Not too hard to find the answer these days, perhaps. I’ve been aware of Morrison’s poetry and stance, ever since I reviewed his anti-austerity but pre-Brexit anthology The Robin Hood Book some years ago for Write Out Loud. It’s a measure of the current manic political climate that today his passionate if sometimes lengthy poems do not sound very radical at all, but eminently sensible and reasonable. The title poem of his new collection Shabbigentile has a particularly recognisable voter bang to rights. I’ll say no more. No, I will. Morrison often delivers interesting and quoteable lines, such as his examination of “the tipple of the proletariat”, where “baristas and Corbynistas rub shoulders” … “Whoever would have thought that a bitter brown brew, / Arabic ambrosia, could come to undermine / Democracy, make us accommodate complacency?” If we do have to be out on the streets soon, book Morrison for a few readings.
Saturday’s poetry was organised by the South Downs Poetry Festival, of which Barry Smith is director.
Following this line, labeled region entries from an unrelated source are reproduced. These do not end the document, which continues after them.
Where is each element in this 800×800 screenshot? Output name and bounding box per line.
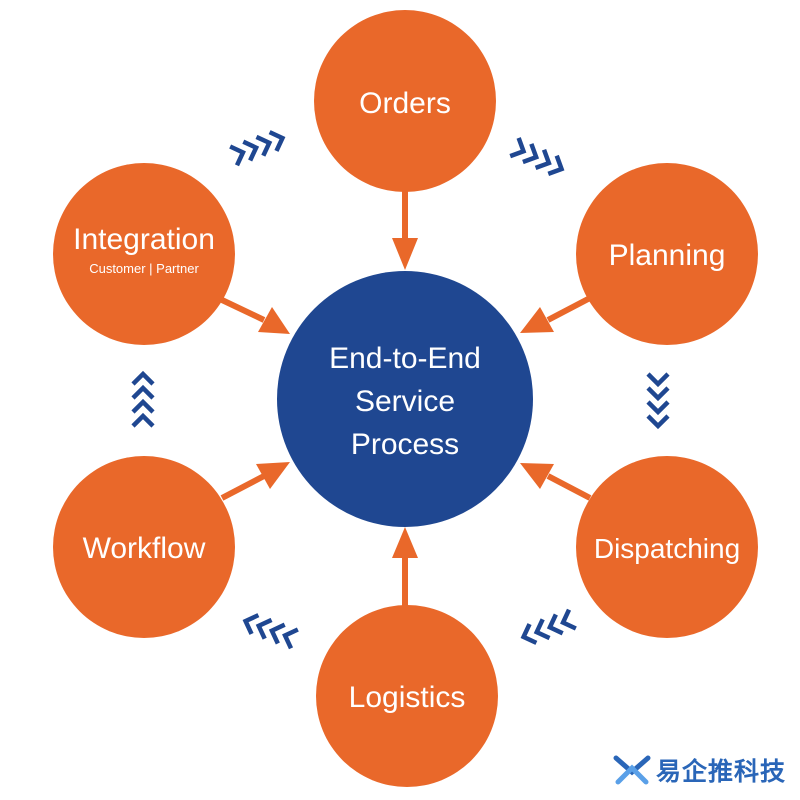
integration-label: Integration <box>73 223 215 256</box>
center-line-1: End-to-End <box>329 342 481 375</box>
chevron-icon <box>560 608 577 631</box>
chevron-icon <box>533 618 551 641</box>
arrow-orders-head <box>392 238 418 270</box>
center-node: End-to-End Service Process <box>277 271 533 527</box>
chevron-icon <box>131 370 155 386</box>
chevron-icon <box>131 384 155 400</box>
chevron-icon <box>646 414 670 430</box>
chevron-icon <box>242 139 260 162</box>
orders-label: Orders <box>359 87 451 120</box>
arrow-planning-to-center <box>546 295 592 323</box>
chevron-icon <box>547 154 565 176</box>
chevrons-logistics-to-workflow <box>242 613 299 650</box>
arrow-dispatching-to-center <box>546 473 592 501</box>
node-dispatching: Dispatching <box>576 456 758 638</box>
arrow-logistics-head <box>392 527 418 558</box>
dispatching-circle <box>576 456 758 638</box>
watermark: 易企推科技 <box>612 748 798 792</box>
workflow-label: Workflow <box>83 532 206 565</box>
chevron-icon <box>282 627 299 650</box>
arrow-dispatching-head <box>520 463 554 489</box>
chevron-icon <box>646 372 670 388</box>
chevron-icon <box>131 412 155 428</box>
node-orders: Orders <box>314 10 496 192</box>
watermark-text: 易企推科技 <box>656 757 787 786</box>
chevron-icon <box>255 617 273 640</box>
chevron-icon <box>534 149 552 171</box>
chevron-icon <box>268 130 286 152</box>
node-logistics: Logistics <box>316 605 498 787</box>
chevron-icon <box>131 398 155 414</box>
chevron-icon <box>229 144 246 167</box>
center-line-2: Service <box>355 385 455 418</box>
arrow-planning-head <box>520 307 554 333</box>
chevrons-dispatching-to-logistics <box>520 608 577 645</box>
orders-circle <box>314 10 496 192</box>
integration-circle <box>53 163 235 345</box>
chevron-icon <box>242 613 260 635</box>
chevron-icon <box>509 137 527 159</box>
arrow-workflow-head <box>256 462 290 489</box>
planning-label: Planning <box>609 239 726 272</box>
chevron-icon <box>522 143 540 165</box>
chevrons-planning-to-dispatching <box>646 372 670 430</box>
chevron-icon <box>255 134 273 157</box>
arrow-integration-to-center <box>220 297 266 323</box>
center-line-3: Process <box>351 428 459 461</box>
logistics-label: Logistics <box>349 681 466 714</box>
arrow-integration-head <box>258 307 290 334</box>
connector-arrows <box>220 190 592 610</box>
chevron-icon <box>646 400 670 416</box>
chevrons-workflow-to-integration <box>131 370 155 428</box>
node-integration: Integration Customer | Partner <box>53 163 235 345</box>
flow-chevrons <box>131 130 670 650</box>
chevrons-orders-to-planning <box>509 137 565 176</box>
planning-circle <box>576 163 758 345</box>
chevrons-integration-to-orders <box>229 130 286 167</box>
chevron-icon <box>546 613 564 636</box>
workflow-circle <box>53 456 235 638</box>
chevron-icon <box>520 623 538 645</box>
node-workflow: Workflow <box>53 456 235 638</box>
logo-mark-icon <box>613 755 651 785</box>
integration-sublabel: Customer | Partner <box>89 261 199 276</box>
center-circle <box>277 271 533 527</box>
chevron-icon <box>646 386 670 402</box>
chevron-icon <box>268 622 286 645</box>
dispatching-label: Dispatching <box>594 533 740 564</box>
logistics-circle <box>316 605 498 787</box>
arrow-workflow-to-center <box>220 473 266 501</box>
node-planning: Planning <box>576 163 758 345</box>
It provides a rolling programme of poetry events throughout the year. Smith’s own poetry contribution involved a fine collaboration with Charlotte Glasson’s jazz trio, which included veteran guitarist Chris Spedding. His poems included one about a clowns’ convention in Bognor - “it’s just a bit of fun. Although now I wonder about its political overtones.” The fusion of poetry and jazz was often near-perfect, particularly in poems about legendary bassist Herbie Flowers’ role in Lou Reed’s Walk on the Wild Side, and another about a Paul Klee painting that transmuted into powerful and moving lines about the Holocaust.
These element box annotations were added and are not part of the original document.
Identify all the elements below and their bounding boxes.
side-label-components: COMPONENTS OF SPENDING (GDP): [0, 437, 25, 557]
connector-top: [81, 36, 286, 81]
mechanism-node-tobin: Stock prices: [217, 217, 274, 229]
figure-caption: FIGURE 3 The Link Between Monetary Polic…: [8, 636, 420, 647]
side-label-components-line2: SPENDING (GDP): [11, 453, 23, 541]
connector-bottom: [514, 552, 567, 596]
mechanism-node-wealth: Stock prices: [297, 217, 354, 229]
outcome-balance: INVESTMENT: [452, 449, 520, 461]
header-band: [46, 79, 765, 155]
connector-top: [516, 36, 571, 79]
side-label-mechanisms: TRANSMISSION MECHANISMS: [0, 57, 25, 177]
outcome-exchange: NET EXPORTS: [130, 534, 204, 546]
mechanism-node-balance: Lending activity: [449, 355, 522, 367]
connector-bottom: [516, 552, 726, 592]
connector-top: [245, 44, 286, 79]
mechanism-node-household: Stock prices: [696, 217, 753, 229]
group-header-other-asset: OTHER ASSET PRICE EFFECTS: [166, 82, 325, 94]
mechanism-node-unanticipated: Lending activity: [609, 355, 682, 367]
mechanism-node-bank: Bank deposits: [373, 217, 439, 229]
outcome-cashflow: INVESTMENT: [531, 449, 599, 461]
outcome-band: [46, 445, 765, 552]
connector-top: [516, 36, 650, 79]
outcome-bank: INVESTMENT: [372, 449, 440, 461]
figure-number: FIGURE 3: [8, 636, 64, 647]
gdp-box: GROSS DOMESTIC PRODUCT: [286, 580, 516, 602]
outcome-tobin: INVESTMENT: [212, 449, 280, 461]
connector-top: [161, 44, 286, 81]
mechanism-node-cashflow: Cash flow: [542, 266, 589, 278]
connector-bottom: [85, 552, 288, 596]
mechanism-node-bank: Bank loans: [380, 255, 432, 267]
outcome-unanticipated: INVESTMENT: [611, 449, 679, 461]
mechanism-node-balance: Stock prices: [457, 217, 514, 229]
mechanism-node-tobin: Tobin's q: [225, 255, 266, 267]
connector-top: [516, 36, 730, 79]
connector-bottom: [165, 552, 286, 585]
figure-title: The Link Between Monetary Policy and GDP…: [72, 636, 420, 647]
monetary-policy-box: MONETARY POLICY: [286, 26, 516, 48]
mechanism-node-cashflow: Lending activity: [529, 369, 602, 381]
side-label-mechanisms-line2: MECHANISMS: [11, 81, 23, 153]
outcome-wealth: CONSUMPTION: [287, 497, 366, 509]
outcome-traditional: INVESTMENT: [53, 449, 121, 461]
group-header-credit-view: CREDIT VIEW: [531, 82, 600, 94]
The half-Romany poet Raine Geoghegan provided a fresh perspective, with her poems of eating and cooking hedgehogs, memories of the hop fields, being moved on by police, a blackthorn stick traditionally held by someone dying and their youngest relative, moving into a new council house, and a horse called Mad Alf that had been employed on the battlefields of the first world war. At the end of her reading she said passionately: “The Romany language is so beautiful.” Flicking through her collection Apple Water: Povel Panni, I constantly came across words that I was familiar with, but had not appreciated where they orginally came from.
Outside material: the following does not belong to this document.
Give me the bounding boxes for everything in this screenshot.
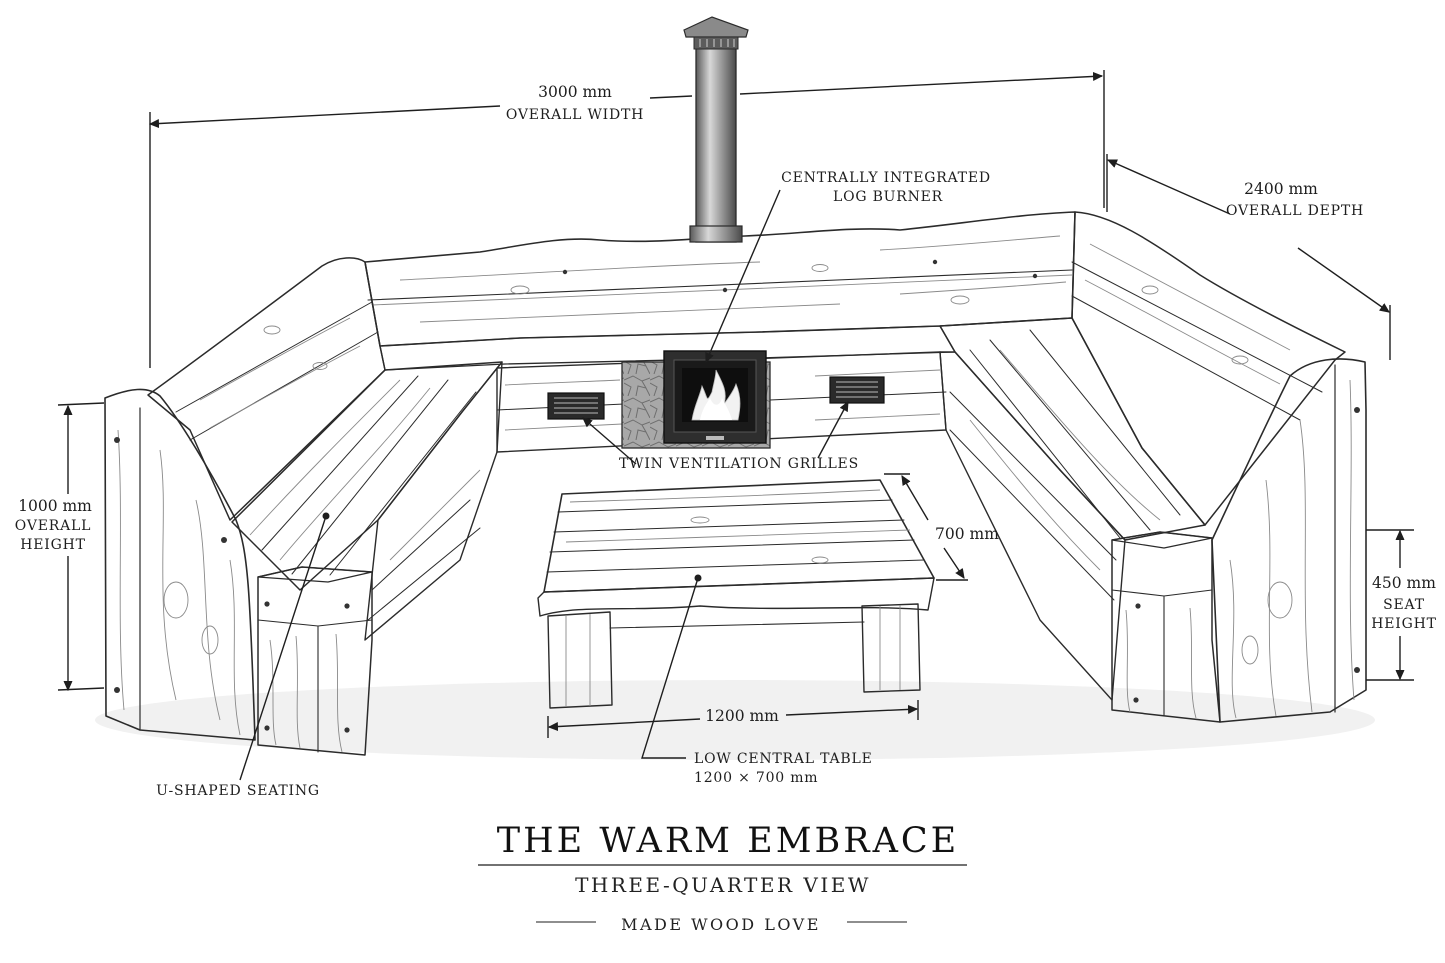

There were other, enjoyable readings from poets Mandy Pannett, Andy Brown, and James Simpson during the afternoon, with Barry Smith and James Simpson rounding up the poetry proceedings with a joint reading of ‘The Tyger’. A fluffy tiger had kept vigil, lying beside the microphone stand throughout. Other music acts at the festival were Song Box, Lucy Kitchen, Noah's House Band, and Sirens of Titan.
And there were tigers everywhere. The message of Blakefest 2019 (all events “made possible by the Bognor Regis Business Improvement District”) was “Let Your Imagination Run Wild!” That included lines from ‘The Tyger’ in shops windows around the town, for children to track down. In Studio 1 of the Regis Centre, close to Bognor’s seafront, there was an exhibition of impressive tiger art created by those attending creative art classes organised by the Aldingbourne Centre, a local charity. And later in the day body artist Elissa Barrett’s live installation of the big jungle cat certainly turned heads.
There is a determined campaign to provide a lasting memorial to William Blake in Bognor. Vincent Gray, who has already sculpted a life-size statue of John Keats in Chichester, is keen to erect a statue depicting Blake’s Albion Rose/ Glad Day – see the Children of Albion cover - on the resort’s seafront. That would be a fine thing to see, in the town where I spent the summer holidays of my early childhood, as it happens.
Greg Freeman
Mon 30th Sep 2019 23:46
Sorry I couldn't stay for the evening's music, but thanks to you and the rest of the team for a great day's fest, Rachel. You do William Blake proud. I really enjoyed writing this article, and hope to come back next year. And do let us know when that statue eventually goes up!